Correlation Analysis
The previous study has shown that for the two years, Chicago' airports has shown an issue in regards to cancellations, suggesting that there could be a correlation between those airports and the cancellation rate. Nonetheless, to avoid the well-known jumping into conclusions, we will perform a correlation study, to assess if wether the airport itself could be a cause for a cancellation event.
#Let's do a quick correlation matrix to see the impact of each column into the cancellation for year 2019
f, ax= plt.subplots(1, 2, figsize=(15,18))
corr19=df19_raw.corr()
#We want to focus on the cancelled row
corr19=corr19.loc['CANCELLED':'CANCELLED',:].T
sns.heatmap(corr19, linewidths=.5, annot= True, fmt='.2g', ax=ax[0], cbar=False).set_title('2019',fontdict= {'fontsize': 14, 'fontweight':"bold"})
corr20=df20_raw.corr()
corr20=corr20.loc['CANCELLED':'CANCELLED',:].T
sns.heatmap(corr20, linewidths=.5, annot= True, fmt='.2g', ax=ax[1]).set_title('2020',fontdict= { 'fontsize': 14, 'fontweight':"bold"})

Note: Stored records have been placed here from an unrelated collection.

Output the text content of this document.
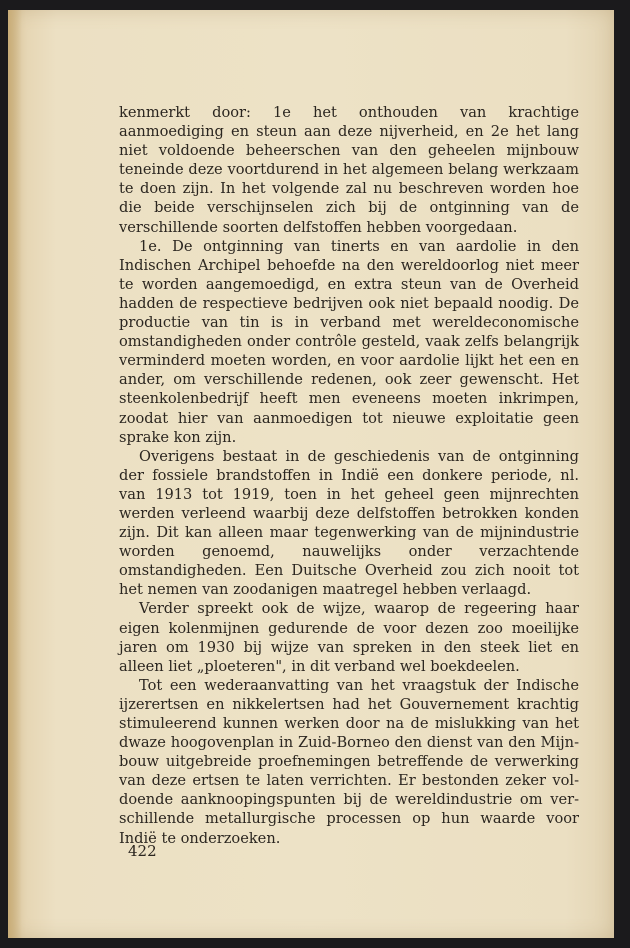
kenmerkt door: 1e het onthouden van krachtige aanmoediging en steun aan deze nijverheid, en 2e het lang niet voldoende beheerschen van den geheelen mijnbouw teneinde deze voortdurend in het algemeen belang werkzaam te doen zijn. In het volgende zal nu beschreven worden hoe die beide verschijnselen zich bij de ontginning van de verschillende soorten delfstoffen hebben voorgedaan.

1e. De ontginning van tinerts en van aardolie in den Indischen Archipel behoefde na den wereldoorlog niet meer te worden aangemoedigd, en extra steun van de Overheid hadden de respectieve bedrijven ook niet bepaald noodig. De productie van tin is in verband met wereldeconomische omstandigheden onder contrôle gesteld, vaak zelfs belangrijk verminderd moeten worden, en voor aardolie lijkt het een en ander, om verschillende redenen, ook zeer gewenscht. Het steenkolenbedrijf heeft men eveneens moeten inkrimpen, zoodat hier van aanmoedigen tot nieuwe exploitatie geen sprake kon zijn.

Overigens bestaat in de geschiedenis van de ontginning der fossiele brandstoffen in Indië een donkere periode, nl. van 1913 tot 1919, toen in het geheel geen mijnrechten werden verleend waarbij deze delfstoffen betrokken konden zijn. Dit kan alleen maar tegenwerking van de mijnindustrie worden genoemd, nauwelijks onder verzachtende omstandigheden. Een Duitsche Overheid zou zich nooit tot het nemen van zoodanigen maatregel hebben verlaagd.

Verder spreekt ook de wijze, waarop de regeering haar eigen kolenmijnen gedurende de voor dezen zoo moeilijke jaren om 1930 bij wijze van spreken in den steek liet en alleen liet „ploeteren", in dit verband wel boekdeelen.

Tot een wederaanvatting van het vraagstuk der Indische ijzerertsen en nikkelertsen had het Gouvernement krachtig stimuleerend kunnen werken door na de mislukking van het dwaze hoogovenplan in Zuid-Borneo den dienst van den Mijnbouw uitgebreide proefnemingen betreffende de verwerking van deze ertsen te laten verrichten. Er bestonden zeker voldoende aanknoopingspunten bij de wereldindustrie om verschillende metallurgische processen op hun waarde voor Indië te onderzoeken.

422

plt.suptitle("Correlation Matrix for Cancelled Column", fontsize= 18, fontweight="bold")
plt.tight_layout()
plt.show()
Indeed, the correlation matrix throws us interesting insights, it shows us that despite our first expectations, it seems that there is not a strong correlation between the cancellations and the destiny nor origin airports. Moreover, it can be also appreciated that the origin and destiny weather conditions don't have a strong impact on the cancellations either. Then, why for both years the airports with the most cancellations are located in Chicago? A possible answer to that could be the extraordinary adverse weather events that hit Chicago in January 2019, and that caused the cancellation of thousands of flights.
Summarizing, it is concluded that despite the preliminary assumptions, the airports cannot be seen as a cause for a cancellation event. Moreover, it was found that extreme events of unpredictable nature, such as snowstorms, strikes, etc... happening in the airport area would have a huge impact on the normal functioning of an airport, and that would be those events the most probable cause of a cancellation, rather than the airport itself.